4) Reliability and Failure Strategy

  • Guarantee idempotent consumers and trace every message with correlation IDs.
  • Use strong write constraints (transactions or conditional writes) and explicit backup/restore strategy.
  • Apply strict input validation and backward-compatible versioning.
  • Track delivery state machine and dead-letter undeliverable events.
  • Alert on user-impact SLOs, not only infrastructure metrics.

5) Validation Plan

  • Run one peak-load test, one dependency-degradation test, and one failover test.
  • Verify idempotency for all retried writes and async consumers.
  • Track user-facing SLOs first: p95 latency, error rate, and successful throughput.
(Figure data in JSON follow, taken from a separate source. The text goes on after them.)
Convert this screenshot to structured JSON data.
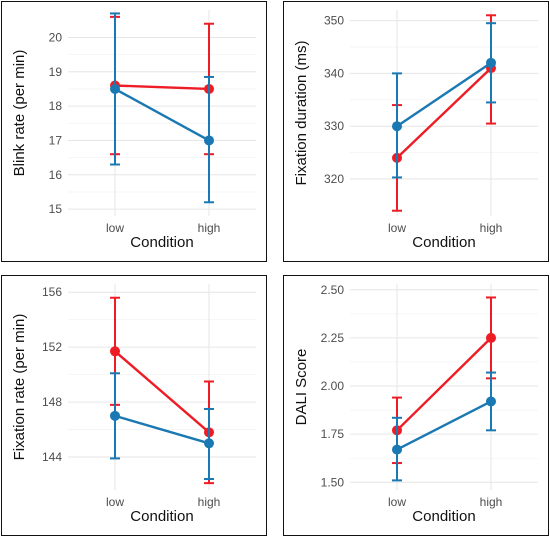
{
  "colors": {
    "red": "#ee1c25",
    "blue": "#1a78b3"
  },
  "chart_data": [
    {
      "type": "line",
      "xlabel": "Condition",
      "ylabel": "Blink rate (per min)",
      "categories": [
        "low",
        "high"
      ],
      "ylim": [
        14.8,
        20.8
      ],
      "yticks": [
        15,
        16,
        17,
        18,
        19,
        20
      ],
      "series": [
        {
          "color": "#ee1c25",
          "values": [
            18.6,
            18.5
          ],
          "error_low": [
            16.6,
            16.6
          ],
          "error_high": [
            20.6,
            20.4
          ]
        },
        {
          "color": "#1a78b3",
          "values": [
            18.5,
            17.0
          ],
          "error_low": [
            16.3,
            15.2
          ],
          "error_high": [
            20.7,
            18.85
          ]
        }
      ]
    },
    {
      "type": "line",
      "xlabel": "Condition",
      "ylabel": "Fixation duration (ms)",
      "categories": [
        "low",
        "high"
      ],
      "ylim": [
        313,
        352
      ],
      "yticks": [
        320,
        330,
        340,
        350
      ],
      "series": [
        {
          "color": "#ee1c25",
          "values": [
            324,
            341
          ],
          "error_low": [
            314,
            330.5
          ],
          "error_high": [
            334,
            351
          ]
        },
        {
          "color": "#1a78b3",
          "values": [
            330,
            342
          ],
          "error_low": [
            320.3,
            334.5
          ],
          "error_high": [
            340,
            349.5
          ]
        }
      ]
    },
    {
      "type": "line",
      "xlabel": "Condition",
      "ylabel": "Fixation rate (per min)",
      "categories": [
        "low",
        "high"
      ],
      "ylim": [
        141.6,
        156.6
      ],
      "yticks": [
        144,
        148,
        152,
        156
      ],
      "series": [
        {
          "color": "#ee1c25",
          "values": [
            151.7,
            145.8
          ],
          "error_low": [
            147.8,
            142.1
          ],
          "error_high": [
            155.6,
            149.5
          ]
        },
        {
          "color": "#1a78b3",
          "values": [
            147.0,
            145.0
          ],
          "error_low": [
            143.9,
            142.4
          ],
          "error_high": [
            150.1,
            147.5
          ]
        }
      ]
    },
    {
      "type": "line",
      "xlabel": "Condition",
      "ylabel": "DALI Score",
      "categories": [
        "low",
        "high"
      ],
      "ylim": [
        1.46,
        2.53
      ],
      "yticks": [
        "1.50",
        "1.75",
        "2.00",
        "2.25",
        "2.50"
      ],
      "series": [
        {
          "color": "#ee1c25",
          "values": [
            1.77,
            2.25
          ],
          "error_low": [
            1.6,
            2.04
          ],
          "error_high": [
            1.94,
            2.46
          ]
        },
        {
          "color": "#1a78b3",
          "values": [
            1.67,
            1.92
          ],
          "error_low": [
            1.51,
            1.77
          ],
          "error_high": [
            1.835,
            2.07
          ]
        }
      ]
    }
  ]
}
6) Trade-offs to Call Out in Interviews

  • Message Queues: Async pipelines absorb spikes well, but increase eventual-consistency complexity.
  • Databases: SQL gives stronger transactional guarantees; NoSQL often gives better write scaling and flexibility.
  • API Design: Rich APIs improve developer speed but can create long-term compatibility burden.
  • Notifications: Multi-channel coverage increases reach but adds per-channel failure modes and policy complexity.
  • Monitoring: Deep observability speeds incident response but raises ingestion and tooling costs.

Practical Notes

  • Use a priority queue with at least two tiers - critical notifications skip batching and go to the fast lane.
  • A fan-out service reads user preferences and routes each notification to the appropriate channel worker.
  • Deduplication via a short-lived cache of (userId + notificationType + timeWindow) keys prevents spam.

Learn the Concept

Practice Next

Reference SolutionClick to reveal

Why This Solution Works

Request path: The solution keeps ingress, service logic, and stateful dependencies separated so each layer can scale independently.
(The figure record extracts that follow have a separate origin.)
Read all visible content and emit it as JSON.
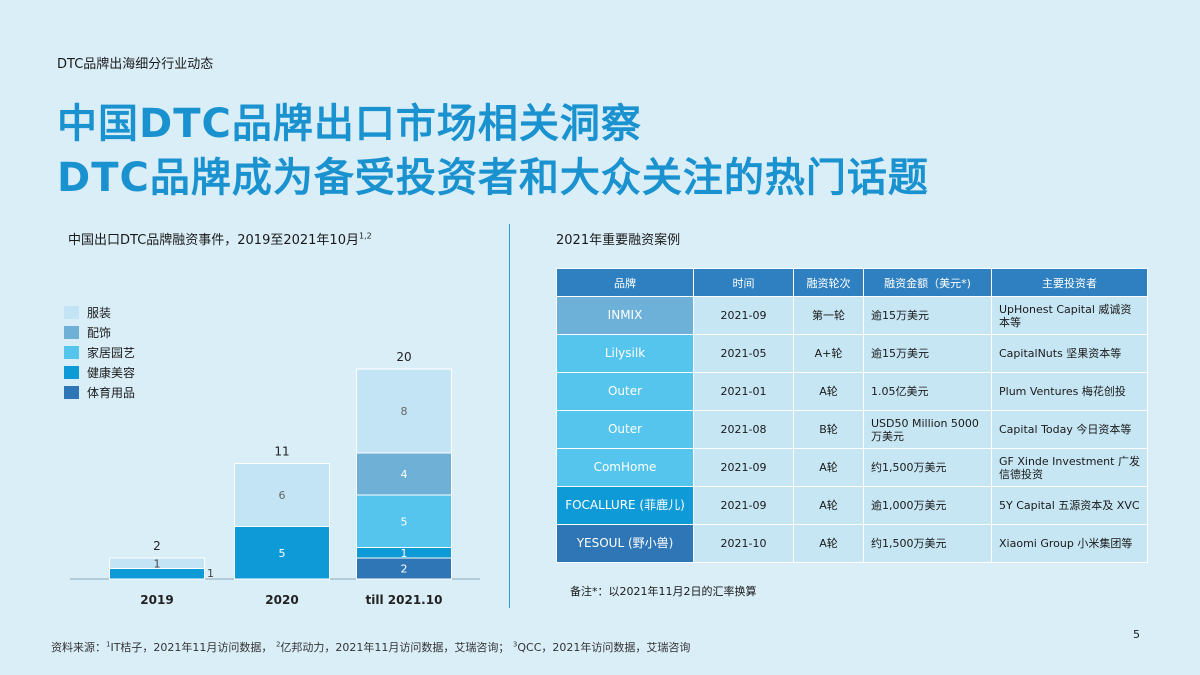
{
  "kicker": "DTC品牌出海细分行业动态",
  "title_line1": "中国DTC品牌出口市场相关洞察",
  "title_line2": "DTC品牌成为备受投资者和大众关注的热门话题",
  "left_title": "中国出口DTC品牌融资事件，2019至2021年10月",
  "left_title_sup": "1,2",
  "right_title": "2021年重要融资案例",
  "chart_data": {
    "type": "bar",
    "stacked": true,
    "categories": [
      "2019",
      "2020",
      "till 2021.10"
    ],
    "totals": [
      2,
      11,
      20
    ],
    "series": [
      {
        "name": "体育用品",
        "color": "#2f76b6",
        "values": [
          0,
          0,
          2
        ]
      },
      {
        "name": "健康美容",
        "color": "#0e9ad6",
        "values": [
          1,
          5,
          1
        ]
      },
      {
        "name": "家居园艺",
        "color": "#55c5ee",
        "values": [
          0,
          0,
          5
        ]
      },
      {
        "name": "配饰",
        "color": "#6fb0d6",
        "values": [
          0,
          0,
          4
        ]
      },
      {
        "name": "服装",
        "color": "#c3e4f4",
        "values": [
          1,
          6,
          8
        ]
      }
    ],
    "legend_order": [
      "服装",
      "配饰",
      "家居园艺",
      "健康美容",
      "体育用品"
    ],
    "legend_colors": [
      "#c3e4f4",
      "#6fb0d6",
      "#55c5ee",
      "#0e9ad6",
      "#2f76b6"
    ],
    "ylim": [
      0,
      20
    ],
    "legend_position": "top-left"
  },
  "table": {
    "headers": [
      "品牌",
      "时间",
      "融资轮次",
      "融资金额（美元*)",
      "主要投资者"
    ],
    "rows": [
      {
        "brand": "INMIX",
        "brand_color": "#6db1d8",
        "date": "2021-09",
        "round": "第一轮",
        "amount": "逾15万美元",
        "investor": "UpHonest Capital 威诚资本等"
      },
      {
        "brand": "Lilysilk",
        "brand_color": "#55c5ee",
        "date": "2021-05",
        "round": "A+轮",
        "amount": "逾15万美元",
        "investor": "CapitalNuts 坚果资本等"
      },
      {
        "brand": "Outer",
        "brand_color": "#55c5ee",
        "date": "2021-01",
        "round": "A轮",
        "amount": "1.05亿美元",
        "investor": "Plum Ventures 梅花创投"
      },
      {
        "brand": "Outer",
        "brand_color": "#55c5ee",
        "date": "2021-08",
        "round": "B轮",
        "amount": "USD50 Million 5000万美元",
        "investor": "Capital Today 今日资本等"
      },
      {
        "brand": "ComHome",
        "brand_color": "#55c5ee",
        "date": "2021-09",
        "round": "A轮",
        "amount": "约1,500万美元",
        "investor": "GF Xinde Investment 广发信德投资"
      },
      {
        "brand": "FOCALLURE (菲鹿儿)",
        "brand_color": "#0e9ad6",
        "date": "2021-09",
        "round": "A轮",
        "amount": "逾1,000万美元",
        "investor": "5Y Capital 五源资本及 XVC"
      },
      {
        "brand": "YESOUL (野小兽)",
        "brand_color": "#2f76b6",
        "date": "2021-10",
        "round": "A轮",
        "amount": "约1,500万美元",
        "investor": "Xiaomi Group 小米集团等"
      }
    ]
  },
  "table_note": "备注*：以2021年11月2日的汇率换算",
  "source_prefix": "资料来源：",
  "source_parts": [
    "IT桔子，2021年11月访问数据，",
    "亿邦动力，2021年11月访问数据，艾瑞咨询；",
    "QCC，2021年访问数据，艾瑞咨询"
  ],
  "source_sups": [
    "1",
    "2",
    "3"
  ],
  "page_number": "5"
}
Reference flow: Web Clients -> Load Balancer -> API Gateway -> API Service -> Primary NoSQL DB -> Message Queue -> Background Workers -> Notification Fanout

Design strengths

  • Async queue/event bus isolates bursty workloads and supports retries without blocking synchronous requests.
  • Monitoring and logs are wired in from day one for rapid incident triage.

Interview defense

  • This design makes bottlenecks explicit (ingress, core compute, persistence, async workers).
  • It supports progressive scaling without re-architecting the core request path.
  • It keeps correctness-sensitive state changes in durable systems while offloading background work asynchronously.